The idea is that a locker can safely sleep without an interlock if it
registers as a holder by incrementing an atomic counter associated with
the lock. After taking the sleepq lock but before going to sleep, we
check that the sleepgen is still current. If not, we skip the sleep and
return ENOLCK.
This is a work in progress, but I wanted to share in order to see if
there are objections to the basic idea, and get feedback before I start
polishing. The point of this is again to reduce contention on the
bufobj interlock when there is a lot of concurrent activity against a
file or vnode.
I intend to put something like the following into a comment in
kern_lock.c, and also to add entries to the lock.9 man page.
The basic idea is to provide an alternative to an interlock for safely
sleeping on a lock without a wakeup race and when the identity of the
lock could change. This can avoid lock contention on an interlock.
Applied to bufs, this means we can sleep on buf locks without the bufobj
interlock.
In very short, a new locker avoids sleeping if the sleepgen changes
after it first loads it and checks conditions. An invalidator bumps the
sleepgen and wakes up any sleepers.
In the new locker thread, the new locker first registers itself as a
"holder" of the sleepgen lock. It atomically increments the lock's
holder count. AFTER that, it loads the lock's current sleepgen. AFTER
that, it checks the identity conditions for sleeping on the lock (e.g.
for buf, it checks that the b_bufobj and b_lblkno are as expected).

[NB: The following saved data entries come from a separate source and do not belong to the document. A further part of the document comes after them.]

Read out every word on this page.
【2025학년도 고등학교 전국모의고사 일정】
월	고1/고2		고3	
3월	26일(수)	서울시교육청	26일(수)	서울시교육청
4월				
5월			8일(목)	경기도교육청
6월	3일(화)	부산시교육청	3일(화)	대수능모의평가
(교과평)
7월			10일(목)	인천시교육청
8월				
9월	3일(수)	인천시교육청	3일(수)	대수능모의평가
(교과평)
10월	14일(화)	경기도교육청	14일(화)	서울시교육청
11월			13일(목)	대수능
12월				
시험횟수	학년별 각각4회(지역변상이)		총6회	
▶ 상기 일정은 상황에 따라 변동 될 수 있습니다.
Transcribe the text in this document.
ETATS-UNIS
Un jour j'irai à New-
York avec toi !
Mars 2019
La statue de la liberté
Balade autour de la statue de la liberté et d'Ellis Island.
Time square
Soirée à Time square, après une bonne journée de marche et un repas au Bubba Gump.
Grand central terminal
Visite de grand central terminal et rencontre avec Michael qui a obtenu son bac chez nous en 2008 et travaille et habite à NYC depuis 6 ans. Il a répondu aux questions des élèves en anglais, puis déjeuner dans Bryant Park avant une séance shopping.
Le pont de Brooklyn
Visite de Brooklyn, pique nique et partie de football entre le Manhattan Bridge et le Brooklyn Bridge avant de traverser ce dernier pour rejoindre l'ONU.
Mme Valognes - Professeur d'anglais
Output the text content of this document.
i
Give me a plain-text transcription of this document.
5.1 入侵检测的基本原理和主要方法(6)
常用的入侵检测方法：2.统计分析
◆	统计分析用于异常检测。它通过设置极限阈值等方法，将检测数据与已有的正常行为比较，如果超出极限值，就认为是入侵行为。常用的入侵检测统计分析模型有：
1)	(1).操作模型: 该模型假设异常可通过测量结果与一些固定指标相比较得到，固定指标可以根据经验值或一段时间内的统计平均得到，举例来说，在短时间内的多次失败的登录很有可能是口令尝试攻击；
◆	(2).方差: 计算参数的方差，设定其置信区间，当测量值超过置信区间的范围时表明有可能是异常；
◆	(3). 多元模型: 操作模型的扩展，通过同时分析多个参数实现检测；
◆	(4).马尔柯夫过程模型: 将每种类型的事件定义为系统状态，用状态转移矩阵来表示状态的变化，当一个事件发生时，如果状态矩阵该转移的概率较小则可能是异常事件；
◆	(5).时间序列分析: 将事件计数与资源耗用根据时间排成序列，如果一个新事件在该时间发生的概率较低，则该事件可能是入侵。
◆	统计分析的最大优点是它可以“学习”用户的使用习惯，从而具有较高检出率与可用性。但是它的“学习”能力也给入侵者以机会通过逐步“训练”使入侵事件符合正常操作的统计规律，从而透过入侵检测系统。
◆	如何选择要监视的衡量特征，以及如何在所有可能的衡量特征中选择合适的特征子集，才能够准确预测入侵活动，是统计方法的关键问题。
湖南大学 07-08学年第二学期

At this point, the new locker still holds no lock, and doesn't even know
that the conditions that it just checked were satisfied under the
sleepgen that it loaded (the sleepgen could already have been bumped).
The new locker then proceeds into lockmgr, passing along the sleepgen
that it loaded. If it gets to the point where it would need to sleep to
acquire the lock, then AFTER acquiring the sleepq lock it checks whether
the sleepgen is still current. If so, it can safely sleep. Otherwise,
it errors out with ENOLCK. In any case, after returning from lockmgr,
it atomically decrements the lock's holder count.
The other actor is a thread which might invalidate the identity
conditions. (In the buf example, this would be brelvp().) AFTER the
conditions are invalidated, the invalidator checks if there are any
holders. If not, it does nothing further. Otherwise it increments the
sleepgen, acquires the sleepq lock, and wakes anyone sleeping on the
lock.
If the conditions were to be invalidated after a new locker registers as
a holder, the invalidator will see the hold count, bump the sleepgen,
and wakeup. If the invalidation completes before the new locker loads
the sleepgen, the sleepgen it loads is current. It it completes after
new locker loads it sleepgen, then the new locker will not sleep. If
the invalidator completes after the new locker acquires the sleepq lock
and goes to sleep, then it will be woken.
The invalidator and new locker need to cooperate on the conditions that
validate the sleep.
Some effort has been made to reduce the extra work needed for the
non-contending cases. However, the sleepgen lock will still be somewhat
more expensive, especially for the new locker, than the non-sleepgen
lock, due to extra atomic operations. It probably makes most sense for
the new locker first to attempt optimistically an LK_NOWAIT lock, and
then fall back to the SLEEPGEN lock.
I have also though of a significantly less complex approach that also
avoids the bufobj interlock. That would be to use an alternative global
rwlock as an interlock, which could be one or several sharded locks
(e.g. by bufdomain). Then the only lockmgr support needed would be the
lockmgr_wakeall.
The advantage of the alternative would be simplicity, and needing one
less int in buf, but it would be a less complete and less general
solution.